L’œuvre de Pierre Boucher, Histoire véritable et naturelle des mœurs et productions du pays de la Nouvelle-France vulgairement dite le Canada, est un texte fondamental pour les historiens québécois. Il contient une mine d’informations utiles à la connaissance de la Nouvelle-France, des premiers rapports aux autochtones et à l’environnement. Les recherches menées sur les forêts, l’alimentation, la chasse et la pêche, le climat, entre autres, ont puisé dans les écrits de Pierre Boucher de précieuses données afin de reconstituer l’environnement et les pratiques des premiers habitants de la colonie. L’adaptation en français moderne qui vient de paraître est une initiative de la Commission franco-québécoise sur les lieux de mémoire communs pour célébrer le 350e anniversaire de l’œuvre originale, publiée pour la première fois en 1664. La longue expérience de Pierre Benoit dans les archives de la Nouvelle-France est ici mise à profit afin de rendre plus accessible l’œuvre de Boucher.Boucher

En introduction de l’ouvrage, une rapide biographie de Pierre Boucher permet de situer la place qu’occupe l’œuvre dans la vie de son auteur. Pierre Benoit rappelle l’arrivée de Pierre Boucher en Nouvelle-France, son séjour en Huronie, son établissement à Trois-Rivières, son rôle dans la défense de la ville contre les Iroquois. On peut ainsi suivre l’ascension sociale du personnage, nommé gouverneur de Trois-Rivières, anobli, et finalement fondateur de la ville de Boucherville, ce qui permet de comprendre la crédibilité et l’influence qu’il pouvait avoir. Une biographie plus complète, tirée du Dictionnaire biographique du Canada, est aussi reproduite à la fin de l’ouvrage pour ceux qui veulent en savoir en plus. C’est donc au retour d’un séjour en France où il était chargé de convaincre le roi Louis XIV de prendre les mesures nécessaires pour assurer la protection de la colonie contre les Iroquois que Pierre Boucher rédige son Histoire véritable et naturelle. Il répond aux vœux exaucés par Colbert d’en « connaître davantage sur les ressources du pays » (p. XVII).
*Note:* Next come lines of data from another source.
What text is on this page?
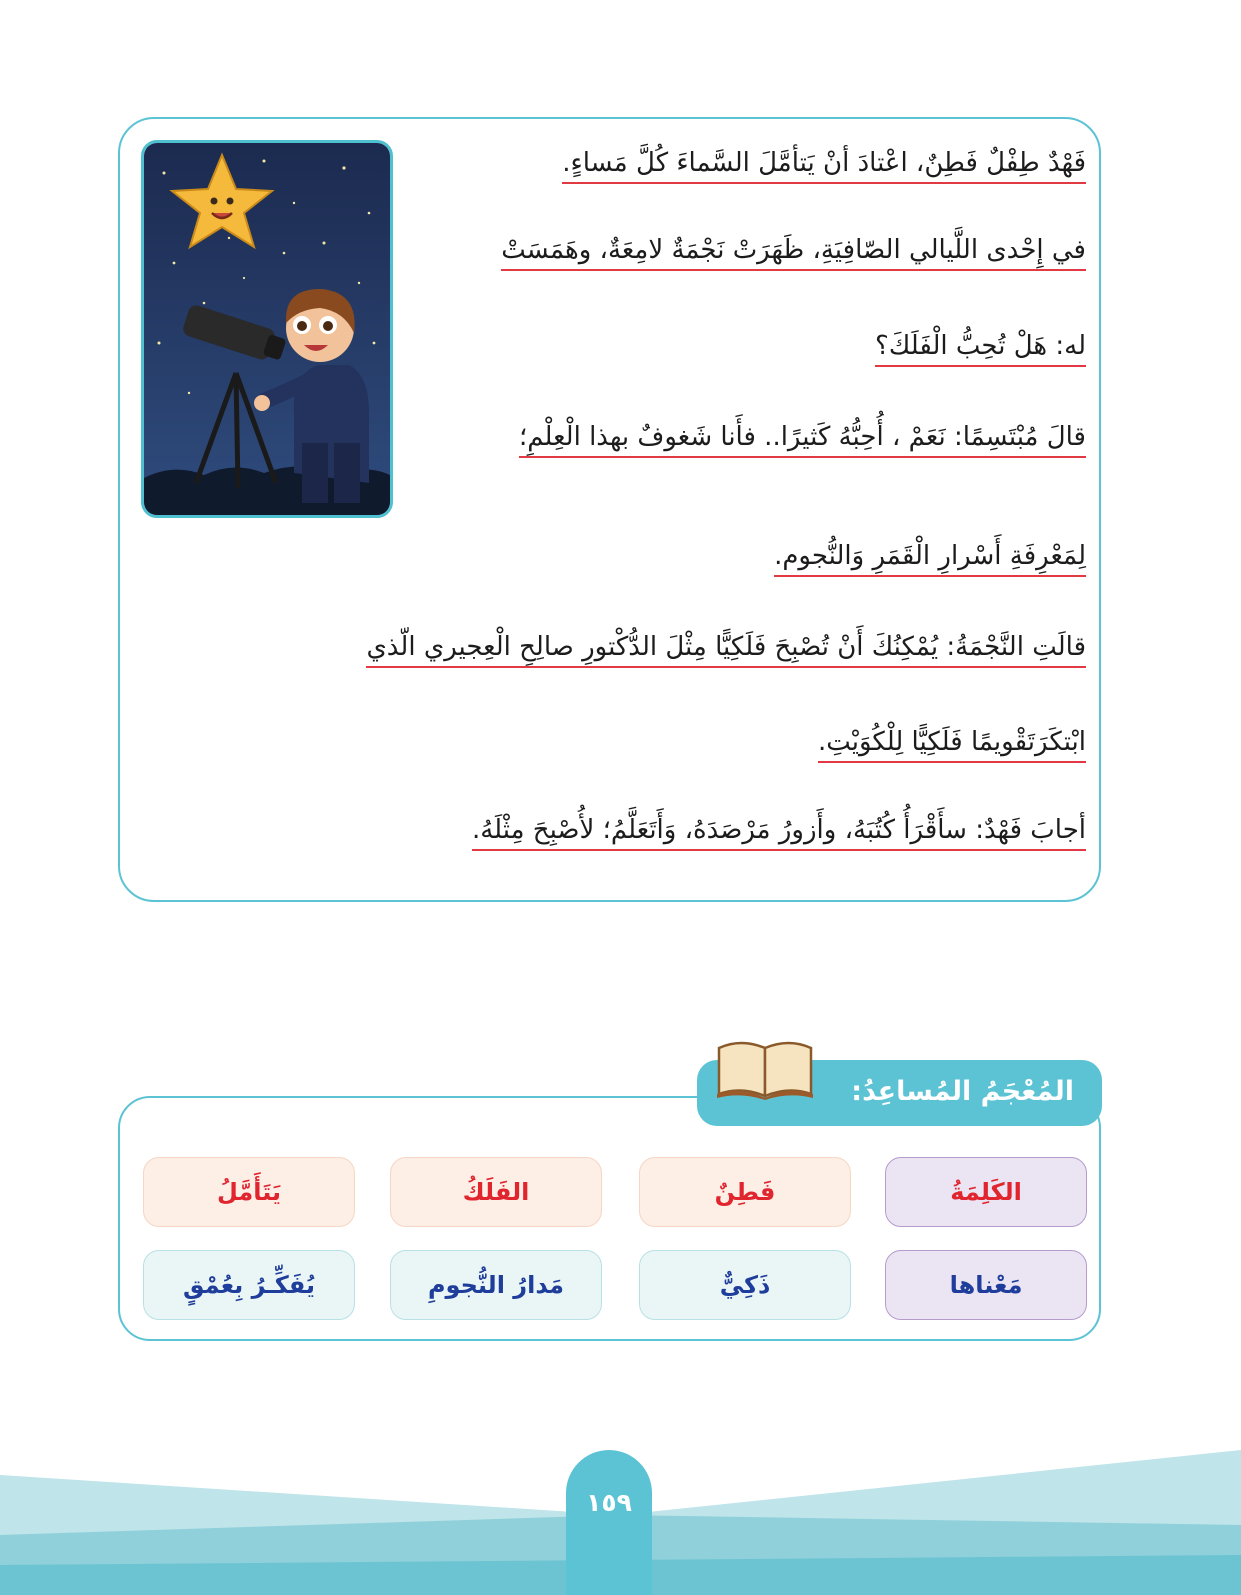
فَهْدٌ طِفْلٌ فَطِنٌ، اعْتادَ أنْ يَتأمَّلَ السَّماءَ كُلَّ مَساءٍ.
في إِحْدى اللَّيالي الصّافِيَةِ، ظَهَرَتْ نَجْمَةٌ لامِعَةٌ، وهَمَسَتْ
له: هَلْ تُحِبُّ الْفَلَكَ؟
قالَ مُبْتَسِمًا: نَعَمْ ، أُحِبُّهُ كَثيرًا.. فأَنا شَغوفٌ بهذا الْعِلْمِ؛
لِمَعْرِفَةِ أَسْرارِ الْقَمَرِ وَالنُّجوم.
قالَتِ النَّجْمَةُ: يُمْكِنُكَ أَنْ تُصْبِحَ فَلَكِيًّا مِثْلَ الدُّكْتورِ صالِحِ الْعِجيري الّذي
ابْتكَرَتَقْويمًا فَلَكِيًّا لِلْكُوَيْتِ.
أجابَ فَهْدٌ: سأَقْرَأُ كُتُبَهُ، وأَزورُ مَرْصَدَهُ، وَأَتَعَلَّمُ؛ لأُصْبِحَ مِثْلَهُ.
المُعْجَمُ المُساعِدُ:
الكَلِمَةُ
فَطِنٌ
الفَلَكُ
يَتَأَمَّلُ
مَعْناها
ذَكِيٌّ
مَدارُ النُّجومِ
يُفَكِّـرُ بِعُمْقٍ
١٥٩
Dans sa dédicace à Colbert, Boucher dit vouloir exposer « une histoire succinte mais véritable, de la Nouvelle-France […] Dieu vous ayant donné pour ce pays un amour particulier, qui sans doute ira croissant, lorsque vous aurez été plus amplement informé de la bonté et de la beauté de toutes nos contrées » (p. XXVII). Pierre Boucher livre surtout un témoignage de l’amour que lui-même porte à sa terre d’adoption dans la description qu’il fait du territoire et de ses ressources. Il livre également ses opinions sur les défis matériels et spirituels que représente l’ouverture du nouveau continent. Ses écrits participent à l’argumentaire qui motivera ensuite la mise en place des politiques de colonisation menées sous la direction de Colbert et qui ont réorienté l’histoire de la Nouvelle-France. Certains événements ont marqué les manuels d’histoire et l’imaginaire collectif, comme l’envoi du régiment de Carignan-Salières des contingents des Filles du Roi.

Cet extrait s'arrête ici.